Home prices nationwide have now recovered to within 13.5 percent of the peak they reached in June 2006.  The national Home Price Index (HPI) provided by Black Knight Financial Services' Data and Analytics Division is $233,000, inching closer to the $270,000 HPI that was the pre-crisis peak. This presents an increase of 7.6 percent from an HPI of $217,000 in March 2014 and a 0.7 percent increase from February. 

Some areas, notably the States of Texas and Colorado and some of the larger cities in Texas, surpassed their 2006 price levels last summer and the Texas locations have continued to post new peak HPI levels virtually every month since.  Texas established a new record level again in February at $188,000 and Colorado after dropping back for a few months also set a new high of $259,000.   Other locations lag far behind the national averages.   Florida, for example, is still more than 33 percent below its peak, Arizona is down over 31 percent and Illinois lags by a quarter and California by 23.4 percent.   

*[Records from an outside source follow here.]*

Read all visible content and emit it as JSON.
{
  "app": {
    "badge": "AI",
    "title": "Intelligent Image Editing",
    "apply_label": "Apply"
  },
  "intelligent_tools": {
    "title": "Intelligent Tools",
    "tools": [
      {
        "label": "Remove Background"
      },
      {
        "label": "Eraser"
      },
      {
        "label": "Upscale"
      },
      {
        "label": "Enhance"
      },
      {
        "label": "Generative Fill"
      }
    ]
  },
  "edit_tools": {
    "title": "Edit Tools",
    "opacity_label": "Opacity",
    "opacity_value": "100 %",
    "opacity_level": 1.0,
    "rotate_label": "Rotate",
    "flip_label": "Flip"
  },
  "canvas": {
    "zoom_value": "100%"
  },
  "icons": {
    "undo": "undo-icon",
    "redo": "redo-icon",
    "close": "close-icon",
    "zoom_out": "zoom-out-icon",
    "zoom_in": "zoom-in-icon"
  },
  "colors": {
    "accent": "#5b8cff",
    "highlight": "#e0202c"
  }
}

Ten states had increases in their HPI's greater than that 0.7 national monthly average.  Oregon and Washington posted monthly gains of 1.4 percent followed by California Nevada, and Hawaii at 1.3, 1.2, and 1.1 percent respectively.  Other states with larger averages were Colorado, Missouri, the District of Columbia, Texas, and Illinois.  The smallest improvements were in Ohio and Vermont which were unchanged from February, Arkansas, up 0.1 percent, and Connecticut, Maryland, Kentucky, New Jersey, and Massachusetts each of which had a 0.2 percent increase in their respective HPIs.

 

 

Eight of the ten most improved metropolitan areas were in California with San Jose and San Francisco leading at 2.6 percent and 2.2 percent gains respectively.  Other cities with improvements ranging from 1.4 to 1.8 percent were Santa Rosa, Vallejo, Modesto, Stockton, and San Louis Obispo and Oxnard.  Seattle and Portland, Oregon also broke through with monthly increases of 1.7 and 1.5 percent.  While Austin, Dallas, and Houston had smaller monthly gains than other cities (each increased by 0.9 percent) all three established new peak prices during the month.

The Black Knight HPI combines the company's property and loan-level databases to produce a repeat sales analysis of home prices as of their transaction dates every month for each of more than 18,500 U.S. ZIP codes. The Black Knight HPI represents the price of non-distressed sales by taking into account price discounts for REO and short sales.